For text generation you can feed the model multiple batches before generating a response.

For embedding, I think right now the embedder requires that all of your text is sent in one batch. So you'll need a larger batch for embeddings.

does LlamaSharp support loading two different models?

You're already loading openchat_3.5.Q5_K_M.gguf and nomic-embed-text-v1.5.Q8_0.gguf, which is two different models. So I'm not quite sure what you're asking, sorry.

dluc commented 3 weeks ago

Here's our code, where the exception is thrown:

public async Task<Embedding> GenerateEmbeddingAsync(string text)
{
    if (this._log.IsEnabled(LogLevel.Trace))
    {
        this._log.LogTrace("Generating embedding, input token size: {0}", this._textTokenizer.CountTokens(text));
    }

    // Throws `System.ArgumentException`
    var embeddings = await this._embedder.GetEmbeddings(text);

    return new Embedding(embeddings[0]);
}

Batch size is the maximum number of tokens that can be processed at once, it's separate from the context size.

The string is 979 tokens, and I would expect GetEmbeddings to generate one embedding (one array with a single element to be precise).

Is there something to change in the method above?

martindevans commented 3 weeks ago

The string is 979 tokens, and I would expect GetEmbeddings to generate one embedding (one array with a single element to be precise).

Sounds right.

Since you must process everything for embeddings in one batch that means you batch size must be set to 979, or greater.

dluc commented 3 weeks ago

Looking at the examples, there's no code about the batch size - how is the batch size set?
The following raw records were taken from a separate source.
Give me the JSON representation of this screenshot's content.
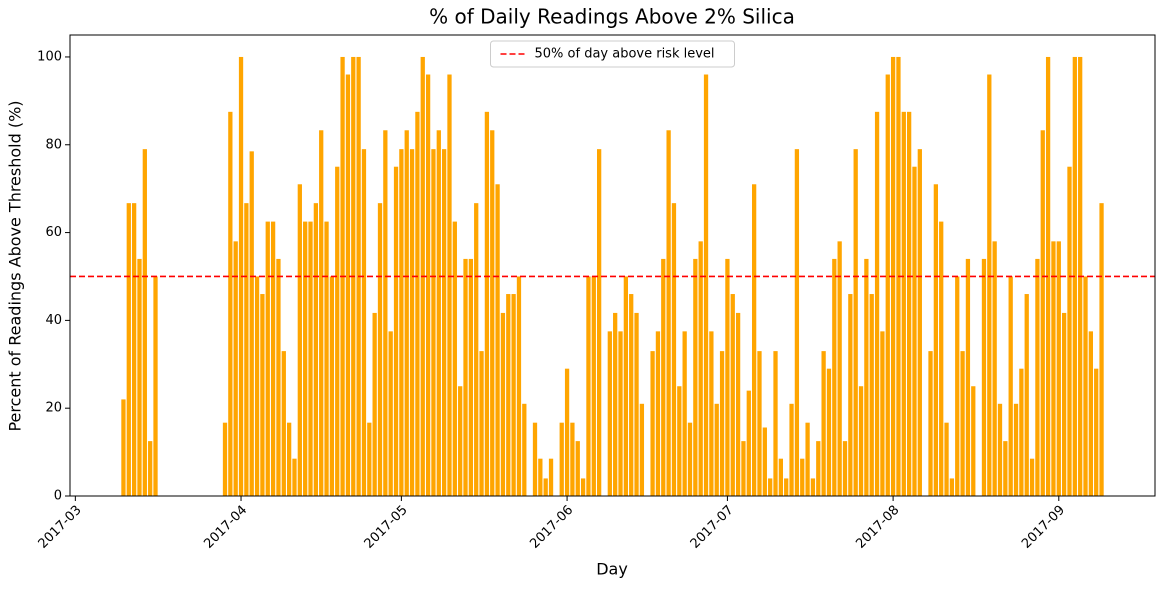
{
  "chart_data": {
    "type": "bar",
    "title": "% of Daily Readings Above 2% Silica",
    "xlabel": "Day",
    "ylabel": "Percent of Readings Above Threshold (%)",
    "color": "#ffa500",
    "x": [
      "2017-03-10",
      "2017-03-11",
      "2017-03-12",
      "2017-03-13",
      "2017-03-14",
      "2017-03-15",
      "2017-03-16",
      "2017-03-29",
      "2017-03-30",
      "2017-03-31",
      "2017-04-01",
      "2017-04-02",
      "2017-04-03",
      "2017-04-04",
      "2017-04-05",
      "2017-04-06",
      "2017-04-07",
      "2017-04-08",
      "2017-04-09",
      "2017-04-10",
      "2017-04-11",
      "2017-04-12",
      "2017-04-13",
      "2017-04-14",
      "2017-04-15",
      "2017-04-16",
      "2017-04-17",
      "2017-04-18",
      "2017-04-19",
      "2017-04-20",
      "2017-04-21",
      "2017-04-22",
      "2017-04-23",
      "2017-04-24",
      "2017-04-25",
      "2017-04-26",
      "2017-04-27",
      "2017-04-28",
      "2017-04-29",
      "2017-04-30",
      "2017-05-01",
      "2017-05-02",
      "2017-05-03",
      "2017-05-04",
      "2017-05-05",
      "2017-05-06",
      "2017-05-07",
      "2017-05-08",
      "2017-05-09",
      "2017-05-10",
      "2017-05-11",
      "2017-05-12",
      "2017-05-13",
      "2017-05-14",
      "2017-05-15",
      "2017-05-16",
      "2017-05-17",
      "2017-05-18",
      "2017-05-19",
      "2017-05-20",
      "2017-05-21",
      "2017-05-22",
      "2017-05-23",
      "2017-05-24",
      "2017-05-26",
      "2017-05-27",
      "2017-05-28",
      "2017-05-29",
      "2017-05-31",
      "2017-06-01",
      "2017-06-02",
      "2017-06-03",
      "2017-06-04",
      "2017-06-05",
      "2017-06-06",
      "2017-06-07",
      "2017-06-09",
      "2017-06-10",
      "2017-06-11",
      "2017-06-12",
      "2017-06-13",
      "2017-06-14",
      "2017-06-15",
      "2017-06-17",
      "2017-06-18",
      "2017-06-19",
      "2017-06-20",
      "2017-06-21",
      "2017-06-22",
      "2017-06-23",
      "2017-06-24",
      "2017-06-25",
      "2017-06-26",
      "2017-06-27",
      "2017-06-28",
      "2017-06-29",
      "2017-06-30",
      "2017-07-01",
      "2017-07-02",
      "2017-07-03",
      "2017-07-04",
      "2017-07-05",
      "2017-07-06",
      "2017-07-07",
      "2017-07-08",
      "2017-07-09",
      "2017-07-10",
      "2017-07-11",
      "2017-07-12",
      "2017-07-13",
      "2017-07-14",
      "2017-07-15",
      "2017-07-16",
      "2017-07-17",
      "2017-07-18",
      "2017-07-19",
      "2017-07-20",
      "2017-07-21",
      "2017-07-22",
      "2017-07-23",
      "2017-07-24",
      "2017-07-25",
      "2017-07-26",
      "2017-07-27",
      "2017-07-28",
      "2017-07-29",
      "2017-07-30",
      "2017-07-31",
      "2017-08-01",
      "2017-08-02",
      "2017-08-03",
      "2017-08-04",
      "2017-08-05",
      "2017-08-06",
      "2017-08-08",
      "2017-08-09",
      "2017-08-10",
      "2017-08-11",
      "2017-08-12",
      "2017-08-13",
      "2017-08-14",
      "2017-08-15",
      "2017-08-16",
      "2017-08-18",
      "2017-08-19",
      "2017-08-20",
      "2017-08-21",
      "2017-08-22",
      "2017-08-23",
      "2017-08-24",
      "2017-08-25",
      "2017-08-26",
      "2017-08-27",
      "2017-08-28",
      "2017-08-29",
      "2017-08-30",
      "2017-08-31",
      "2017-09-01",
      "2017-09-02",
      "2017-09-03",
      "2017-09-04",
      "2017-09-05",
      "2017-09-06",
      "2017-09-07",
      "2017-09-08",
      "2017-09-09"
    ],
    "values": [
      22,
      66.7,
      66.7,
      54,
      79,
      12.5,
      50,
      16.7,
      87.5,
      58,
      100,
      66.7,
      78.5,
      50,
      46,
      62.5,
      62.5,
      54,
      33,
      16.7,
      8.5,
      71,
      62.5,
      62.5,
      66.7,
      83.3,
      62.5,
      50,
      75,
      100,
      96,
      100,
      100,
      79,
      16.7,
      41.7,
      66.7,
      83.3,
      37.5,
      75,
      79,
      83.3,
      79,
      87.5,
      100,
      96,
      79,
      83.3,
      79,
      96,
      62.5,
      25,
      54,
      54,
      66.7,
      33,
      87.5,
      83.3,
      71,
      41.7,
      46,
      46,
      50,
      21,
      16.7,
      8.5,
      4,
      8.5,
      16.7,
      29,
      16.7,
      12.5,
      4,
      50,
      50,
      79,
      37.5,
      41.7,
      37.5,
      50,
      46,
      41.7,
      21,
      33,
      37.5,
      54,
      83.3,
      66.7,
      25,
      37.5,
      16.7,
      54,
      58,
      96,
      37.5,
      21,
      33,
      54,
      46,
      41.7,
      12.5,
      24,
      71,
      33,
      15.6,
      4,
      33,
      8.5,
      4,
      21,
      79,
      8.5,
      16.7,
      4,
      12.5,
      33,
      29,
      54,
      58,
      12.5,
      46,
      79,
      25,
      54,
      46,
      87.5,
      37.5,
      96,
      100,
      100,
      87.5,
      87.5,
      75,
      79,
      33,
      71,
      62.5,
      16.7,
      4,
      50,
      33,
      54,
      25,
      54,
      96,
      58,
      21,
      12.5,
      50,
      21,
      29,
      46,
      8.5,
      54,
      83.3,
      100,
      58,
      58,
      41.7,
      75,
      100,
      100,
      50,
      37.5,
      29,
      66.7
    ],
    "xlim": [
      "2017-02-28",
      "2017-09-19"
    ],
    "xticks": [
      {
        "value": "2017-03-01",
        "label": "2017-03"
      },
      {
        "value": "2017-04-01",
        "label": "2017-04"
      },
      {
        "value": "2017-05-01",
        "label": "2017-05"
      },
      {
        "value": "2017-06-01",
        "label": "2017-06"
      },
      {
        "value": "2017-07-01",
        "label": "2017-07"
      },
      {
        "value": "2017-08-01",
        "label": "2017-08"
      },
      {
        "value": "2017-09-01",
        "label": "2017-09"
      }
    ],
    "ylim": [
      0,
      105
    ],
    "yticks": [
      0,
      20,
      40,
      60,
      80,
      100
    ],
    "reference_line": {
      "value": 50,
      "label": "50% of day above risk level",
      "color": "red"
    },
    "legend": "upper center",
    "grid": false
  }
}
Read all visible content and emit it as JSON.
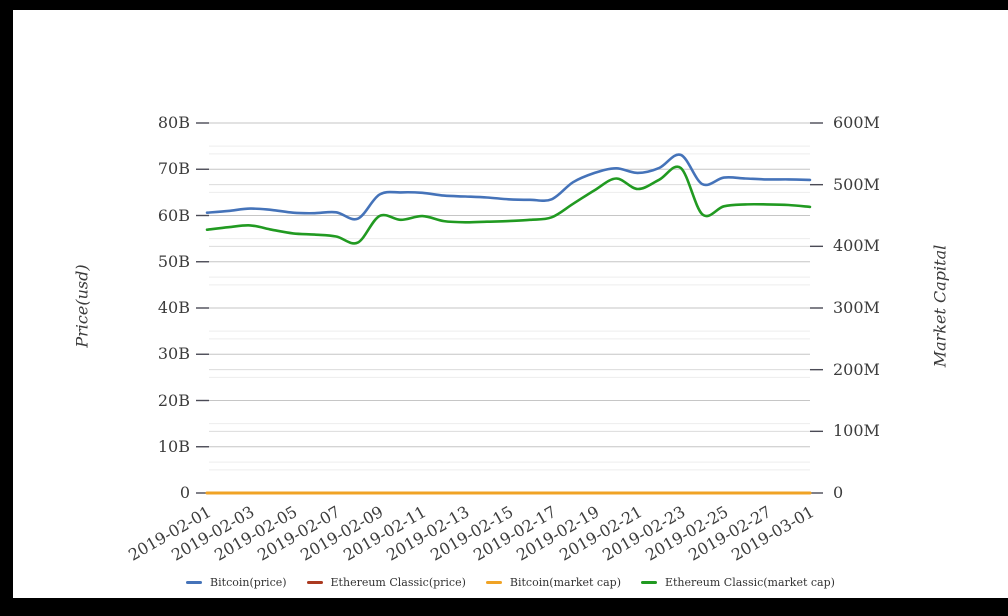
{
  "frame": {
    "background": "#000000",
    "page_background": "#ffffff"
  },
  "chart_data": {
    "type": "line",
    "title": "",
    "x": [
      "2019-02-01",
      "2019-02-02",
      "2019-02-03",
      "2019-02-04",
      "2019-02-05",
      "2019-02-06",
      "2019-02-07",
      "2019-02-08",
      "2019-02-09",
      "2019-02-10",
      "2019-02-11",
      "2019-02-12",
      "2019-02-13",
      "2019-02-14",
      "2019-02-15",
      "2019-02-16",
      "2019-02-17",
      "2019-02-18",
      "2019-02-19",
      "2019-02-20",
      "2019-02-21",
      "2019-02-22",
      "2019-02-23",
      "2019-02-24",
      "2019-02-25",
      "2019-02-26",
      "2019-02-27",
      "2019-02-28",
      "2019-03-01"
    ],
    "x_tick_labels": [
      "2019-02-01",
      "2019-02-03",
      "2019-02-05",
      "2019-02-07",
      "2019-02-09",
      "2019-02-11",
      "2019-02-13",
      "2019-02-15",
      "2019-02-17",
      "2019-02-19",
      "2019-02-21",
      "2019-02-23",
      "2019-02-25",
      "2019-02-27",
      "2019-03-01"
    ],
    "left_axis": {
      "title": "Price(usd)",
      "unit": "B",
      "range": [
        0,
        80
      ],
      "major_step": 10,
      "minor_step": 5,
      "tick_labels": [
        "0",
        "10B",
        "20B",
        "30B",
        "40B",
        "50B",
        "60B",
        "70B",
        "80B"
      ]
    },
    "right_axis": {
      "title": "Market Capital",
      "unit": "M",
      "range": [
        0,
        600
      ],
      "major_step": 100,
      "minor_step": 50,
      "tick_labels": [
        "0",
        "100M",
        "200M",
        "300M",
        "400M",
        "500M",
        "600M"
      ]
    },
    "grid": {
      "left_major_color": "#c6c6c6",
      "right_major_color": "#dcdcdc",
      "minor_color": "#ededed",
      "tick_color": "#4a4a55",
      "grid_on": true
    },
    "text_color": "#3c3c3c",
    "legend_position": "bottom",
    "series": [
      {
        "name": "Bitcoin(price)",
        "axis": "left",
        "color": "#4573b9",
        "width": 2.6,
        "values": [
          60.6,
          61.0,
          61.5,
          61.2,
          60.6,
          60.5,
          60.7,
          59.3,
          64.5,
          65.0,
          64.9,
          64.3,
          64.1,
          63.9,
          63.5,
          63.4,
          63.5,
          67.2,
          69.2,
          70.2,
          69.2,
          70.3,
          73.1,
          66.8,
          68.2,
          68.0,
          67.8,
          67.8,
          67.7
        ]
      },
      {
        "name": "Ethereum Classic(price)",
        "axis": "left",
        "color": "#ab3a20",
        "width": 2.4,
        "values": [
          0,
          0,
          0,
          0,
          0,
          0,
          0,
          0,
          0,
          0,
          0,
          0,
          0,
          0,
          0,
          0,
          0,
          0,
          0,
          0,
          0,
          0,
          0,
          0,
          0,
          0,
          0,
          0,
          0
        ]
      },
      {
        "name": "Bitcoin(market cap)",
        "axis": "right",
        "color": "#f0a325",
        "width": 3,
        "values": [
          0,
          0,
          0,
          0,
          0,
          0,
          0,
          0,
          0,
          0,
          0,
          0,
          0,
          0,
          0,
          0,
          0,
          0,
          0,
          0,
          0,
          0,
          0,
          0,
          0,
          0,
          0,
          0,
          0
        ]
      },
      {
        "name": "Ethereum Classic(market cap)",
        "axis": "right",
        "color": "#219a21",
        "width": 2.6,
        "values": [
          427,
          431,
          434,
          427,
          421,
          419,
          416,
          406,
          449,
          443,
          449,
          441,
          439,
          440,
          441,
          443,
          447,
          469,
          491,
          510,
          493,
          508,
          527,
          452,
          465,
          468,
          468,
          467,
          464
        ]
      }
    ]
  }
}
e.g. https://github.com/SciSharp/LLamaSharp/blob/master/LLama.Examples/Examples/GetEmbeddings.cs

dluc commented 3 weeks ago

trying to run https://github.com/SciSharp/LLamaSharp/blob/master/LLama.Examples/Examples/GetEmbeddings.cs and it throws the same exception:

Unhandled exception. System.ArgumentException: Input contains more tokens than configured batch size (Parameter 'batch') at LLama.LLamaContext.Decode(LLamaBatch batch) in LLama/LLamaContext.cs:line 403 at LLama.LLamaContext.<>c__DisplayClass42_0.b0() in LLama/LLamaContext.cs:line 414 at System.Threading.Tasks.Task`1.InnerInvoke() at System.Threading.Tasks.Task.<>c.<.cctor>b281_0(Object obj) at System.Threading.ExecutionContext.RunFromThreadPoolDispatchLoop(Thread threadPoolThread, ExecutionContext executionContext, ContextCallback callback, Object state) --- End of stack trace from previous location --- at System.Threading.ExecutionContext.RunFromThreadPoolDispatchLoop(Thread threadPoolThread, ExecutionContext executionContext, ContextCallback callback, Object state) at System.Threading.Tasks.Task.ExecuteWithThreadLocal(Task& currentTaskSlot, Thread threadPoolThread) --- End of stack trace from previous location --- at LLama.LLamaEmbedder.GetEmbeddings(String input, CancellationToken cancellationToken) in LLama/LLamaEmbedder.cs:line 88 at LLama.Examples.Examples.GetEmbeddings.Run() in LLama.Examples/Examples/GetEmbeddings.cs:line 42 at ExampleRunner.Run() in LLama.Examples/ExampleRunner.cs:line 57 at Program.

$(String[] args) in LLama.Examples/Program.cs:line 40 at Program.
(String[] args)

martindevans commented 3 weeks ago

Batch size is set in the ModelParams, see here. If you don't set it, the default is 512, which is large enough for the examples but not your use case.

dluc commented 2 weeks ago

Wouldn't it be easier if batch size was automatically set to match max tokens? is there any benefit from having a lower default?

For instance, if a model supports up to 8192 tokens per embedding, automatically setting batch size to 8192 would replicate the behavior seen in HF, OpenAI, etc.

martindevans commented 2 weeks ago

A large batch size is costly (it takes extra memory). It's generally not worth making very large since (for text generation) after the initial prompt you'll be submitting just one single token at a time. For embedding it's different, you must make the batch size as large as the largest amount of data you'll ever need an embedding for, since it can't be split across multiple batches (currently).